Ive been checking gravel prices in my area and for a 2kg bag its going to cost around £5 a bag. (I need aprox 8-10kg which would cost £40-50) Money that of which I don't have at the moment.

I looked on B&Q and they have driveway gravel. The one I want looks exactly like the gravel at pet shops. Would driveway gravel work? A brand new bag, no oil, no dirt on it, ect. 
-Id wash it first and make sure all dust and dirt from inside the pack is gone. 
Would this work? It seems a better alternative due to price. (25kg bag for £6)
It isn't sharp so it shouldn't cut the fish.

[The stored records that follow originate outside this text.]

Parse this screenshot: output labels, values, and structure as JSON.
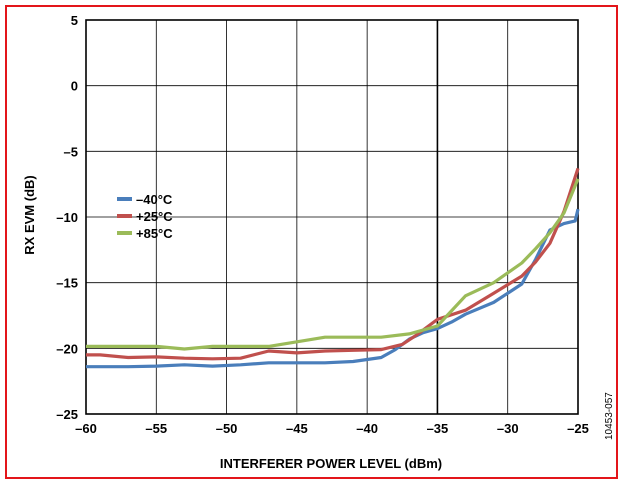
{
  "figure_id": "10453-057",
  "colors": {
    "frame": "#e3151a",
    "grid": "#000000"
  },
  "chart_data": {
    "type": "line",
    "title": "",
    "xlabel": "INTERFERER POWER LEVEL (dBm)",
    "ylabel": "RX EVM (dB)",
    "xlim": [
      -60,
      -25
    ],
    "ylim": [
      -25,
      5
    ],
    "x_ticks": [
      -60,
      -55,
      -50,
      -45,
      -40,
      -35,
      -30,
      -25
    ],
    "x_tick_labels": [
      "–60",
      "–55",
      "–50",
      "–45",
      "–40",
      "–35",
      "–30",
      "–25"
    ],
    "y_ticks": [
      5,
      0,
      -5,
      -10,
      -15,
      -20,
      -25
    ],
    "y_tick_labels": [
      "5",
      "0",
      "–5",
      "–10",
      "–15",
      "–20",
      "–25"
    ],
    "grid": true,
    "highlight_x": -35,
    "legend_position": "left-middle",
    "series": [
      {
        "name": "–40°C",
        "color": "#4a7ebb",
        "x": [
          -60,
          -59,
          -57,
          -55,
          -53,
          -51,
          -49,
          -47,
          -45,
          -43,
          -41,
          -39,
          -38,
          -37,
          -36,
          -35,
          -34,
          -33,
          -31,
          -29,
          -28,
          -27,
          -26,
          -25.2,
          -25
        ],
        "y": [
          -21.4,
          -21.4,
          -21.4,
          -21.35,
          -21.25,
          -21.35,
          -21.25,
          -21.1,
          -21.1,
          -21.1,
          -21.0,
          -20.7,
          -20.1,
          -19.3,
          -18.8,
          -18.5,
          -18.0,
          -17.4,
          -16.5,
          -15.1,
          -13.2,
          -11.0,
          -10.5,
          -10.3,
          -9.4
        ]
      },
      {
        "name": "+25°C",
        "color": "#c0504d",
        "x": [
          -60,
          -59,
          -57,
          -55,
          -53,
          -51,
          -49,
          -47,
          -45,
          -43,
          -41,
          -39,
          -37.5,
          -36.5,
          -35,
          -33,
          -31,
          -29,
          -28,
          -27,
          -26,
          -25
        ],
        "y": [
          -20.5,
          -20.5,
          -20.7,
          -20.65,
          -20.75,
          -20.8,
          -20.75,
          -20.2,
          -20.35,
          -20.2,
          -20.15,
          -20.1,
          -19.7,
          -19.0,
          -17.8,
          -17.1,
          -15.8,
          -14.5,
          -13.4,
          -12.0,
          -9.6,
          -6.3
        ]
      },
      {
        "name": "+85°C",
        "color": "#9bbb59",
        "x": [
          -60,
          -59,
          -55,
          -53,
          -51,
          -49,
          -47,
          -45,
          -43,
          -41,
          -39,
          -37,
          -35,
          -33,
          -31,
          -29,
          -28,
          -27,
          -26,
          -25
        ],
        "y": [
          -19.85,
          -19.85,
          -19.85,
          -20.05,
          -19.85,
          -19.85,
          -19.85,
          -19.5,
          -19.15,
          -19.15,
          -19.15,
          -18.9,
          -18.3,
          -16.0,
          -15.0,
          -13.5,
          -12.4,
          -11.2,
          -9.7,
          -7.1
        ]
      }
    ]
  }
}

But yeah. Is this a bad idea? I need to know before I buy it.

Thanks.

Link to gravel to have a look: http://www.diy.com/nav/garden/garde...-Mix-Decorative-Stone-10797504?skuId=11288210


----------



## BV77 (Jan 22, 2005)

I've been using sand and gravel from a local gravel company for years with no problem. Just be sure it isn't contaminated with any oil, antifreeze etc. rinse it well and there ya' go. My icon shows a tank with that gravel in it.


----------



## fishyfriend1706 (Jan 11, 2013)

I double BV77. You should be fine, but once again MAKE SURE there are no chemicals that can harm your fish in it.


----------



## Tigzie (Apr 7, 2013)

Thanks so much for your quick replies.

Its going to be a brand new pack of driveway gravel so no oil or any other chemicals will be involved. Ill give it a wash with water before use to get the dust off it.

Would it be better to wash it in boiling water just to be sure?


----------



## lohachata (Jan 27, 2006)

i buy gravel from a local landscape supply company..about 25-30 USD per ton..i just take some plastic tubs and a shovel and get 400 or so pounds for $5.00 or so...
i think that driveway gravel will work just fins..no need to boil..just rinse well with warm water...


----------